The Russians most likely think that job is best left to the people they accuse of causing Ukraine’s current problems, principally Canada’s big neighbour to the south.
But if the Americans insist on eventually allowing Ukraine to join NATO, letting the alliance permanently station troops on its territory, and even park nuclear weapons there, a few minutes by rocket from Moscow, or if Ukrainian military formations that have threatened ethnic cleansing invade the Russian-speaking Donbas region now in the hands of rebel governments, it is a fact of geopolitical life that Russia will do something about it – just as the United States was prepared to do something about Soviet nuclear missiles parked in Cuba.

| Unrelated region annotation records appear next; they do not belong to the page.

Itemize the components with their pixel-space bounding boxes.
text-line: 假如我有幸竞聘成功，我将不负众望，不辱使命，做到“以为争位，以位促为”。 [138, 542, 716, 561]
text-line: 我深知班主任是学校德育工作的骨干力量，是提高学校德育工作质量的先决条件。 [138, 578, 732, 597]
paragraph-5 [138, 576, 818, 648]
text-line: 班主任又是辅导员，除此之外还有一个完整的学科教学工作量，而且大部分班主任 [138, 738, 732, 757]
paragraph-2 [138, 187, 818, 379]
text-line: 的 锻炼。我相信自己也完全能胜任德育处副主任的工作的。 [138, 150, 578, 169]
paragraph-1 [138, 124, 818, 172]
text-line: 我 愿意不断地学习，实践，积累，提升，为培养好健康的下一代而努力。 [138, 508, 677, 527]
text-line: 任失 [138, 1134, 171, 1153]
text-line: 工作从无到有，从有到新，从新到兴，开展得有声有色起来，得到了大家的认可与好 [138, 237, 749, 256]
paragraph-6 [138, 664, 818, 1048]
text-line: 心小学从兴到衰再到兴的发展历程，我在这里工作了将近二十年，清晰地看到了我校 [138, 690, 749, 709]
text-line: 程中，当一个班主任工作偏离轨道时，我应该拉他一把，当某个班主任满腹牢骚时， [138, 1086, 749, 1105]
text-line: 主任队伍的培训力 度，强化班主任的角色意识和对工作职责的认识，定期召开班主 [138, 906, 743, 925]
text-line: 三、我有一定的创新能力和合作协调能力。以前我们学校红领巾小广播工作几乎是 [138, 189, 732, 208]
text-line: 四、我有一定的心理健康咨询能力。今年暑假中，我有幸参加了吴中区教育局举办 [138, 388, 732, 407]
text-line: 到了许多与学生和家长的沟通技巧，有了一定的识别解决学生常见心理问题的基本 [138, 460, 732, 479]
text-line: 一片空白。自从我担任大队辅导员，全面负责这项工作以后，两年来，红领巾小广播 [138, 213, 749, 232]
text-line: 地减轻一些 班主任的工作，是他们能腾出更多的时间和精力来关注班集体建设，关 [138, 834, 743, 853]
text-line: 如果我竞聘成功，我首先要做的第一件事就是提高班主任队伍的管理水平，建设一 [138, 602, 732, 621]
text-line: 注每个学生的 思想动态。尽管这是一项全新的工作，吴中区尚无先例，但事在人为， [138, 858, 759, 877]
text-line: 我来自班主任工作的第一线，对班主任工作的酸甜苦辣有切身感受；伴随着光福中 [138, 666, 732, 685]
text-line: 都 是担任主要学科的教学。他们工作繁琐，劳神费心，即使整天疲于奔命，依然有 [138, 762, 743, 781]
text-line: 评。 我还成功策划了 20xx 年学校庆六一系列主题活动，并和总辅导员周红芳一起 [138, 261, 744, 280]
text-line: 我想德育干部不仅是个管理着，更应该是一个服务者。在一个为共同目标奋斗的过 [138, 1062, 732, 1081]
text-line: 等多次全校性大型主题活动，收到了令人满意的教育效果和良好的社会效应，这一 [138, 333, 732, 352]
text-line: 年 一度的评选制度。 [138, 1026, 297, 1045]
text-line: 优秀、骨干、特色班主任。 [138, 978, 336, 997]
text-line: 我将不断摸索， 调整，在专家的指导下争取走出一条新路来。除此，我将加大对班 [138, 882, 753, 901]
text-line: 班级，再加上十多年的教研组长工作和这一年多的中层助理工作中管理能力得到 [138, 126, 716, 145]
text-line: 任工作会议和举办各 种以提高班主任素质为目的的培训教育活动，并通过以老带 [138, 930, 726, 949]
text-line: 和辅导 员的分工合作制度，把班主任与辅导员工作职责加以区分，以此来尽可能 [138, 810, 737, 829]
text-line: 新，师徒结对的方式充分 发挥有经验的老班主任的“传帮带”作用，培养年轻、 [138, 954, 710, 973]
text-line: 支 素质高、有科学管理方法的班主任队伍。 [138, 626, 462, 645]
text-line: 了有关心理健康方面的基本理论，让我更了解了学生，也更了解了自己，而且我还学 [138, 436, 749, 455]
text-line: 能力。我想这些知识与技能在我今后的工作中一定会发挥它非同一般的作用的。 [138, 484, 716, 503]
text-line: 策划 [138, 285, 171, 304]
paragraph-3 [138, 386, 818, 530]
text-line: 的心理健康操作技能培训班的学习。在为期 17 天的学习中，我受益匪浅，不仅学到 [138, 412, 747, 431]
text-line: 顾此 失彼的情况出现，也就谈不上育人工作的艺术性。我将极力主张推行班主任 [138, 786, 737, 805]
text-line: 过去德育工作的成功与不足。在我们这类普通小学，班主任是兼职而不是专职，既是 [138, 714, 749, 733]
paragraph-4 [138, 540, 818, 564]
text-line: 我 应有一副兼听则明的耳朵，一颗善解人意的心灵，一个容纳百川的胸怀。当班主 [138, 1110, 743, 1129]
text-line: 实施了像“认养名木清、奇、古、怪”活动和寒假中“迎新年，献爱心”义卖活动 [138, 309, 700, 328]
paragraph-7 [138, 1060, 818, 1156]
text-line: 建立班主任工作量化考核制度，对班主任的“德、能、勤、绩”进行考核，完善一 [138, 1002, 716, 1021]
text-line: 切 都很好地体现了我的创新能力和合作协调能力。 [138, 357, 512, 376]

I can recall living through a few fairly tense days as a result of that situation in the fall of 1962, before it was settled, thankfully, through diplomacy. In those days, of course, the United States had a reasonably sensible president, and a capable diplomatic corps.
We need some sensible and mature diplomacy now too, rather than the chest thumping Canadian politicians of all stripes – even New Democrats like Edmonton’s two NDP MPs, sad to say – have been engaging in. This may be good politics, but it’s not good for Canada, or for that matter for Ukraine.
As one of the New York Times’ most conservative voices wrote Saturday: “… in geopolitics good intentions are always downstream from the realities of power.
“Whatever its desires or ours,” said columnist Ross Douthat, “the government in Ukraine has simply never been in a position to fully join the West – it’s too economically weak, too internally divided and simply in the wrong place.”
He concluded: “I would be somewhat relieved – as an American citizen, not just an observer of international politics – to see our leaders acknowledge as much, rather than holding out the idea that someday we might be obliged by treaty to risk a nuclear war over the Donbas.”
Well, at least the UCP isn’t yet calling for nuclear war with Russia. That would be an exchange, one imagines, from which Canada and Alberta would not emerge unscathed, if they emerged at all.
But maybe they’re OK with the idea of showing Russia a thing or two by stopping the TMX expansion!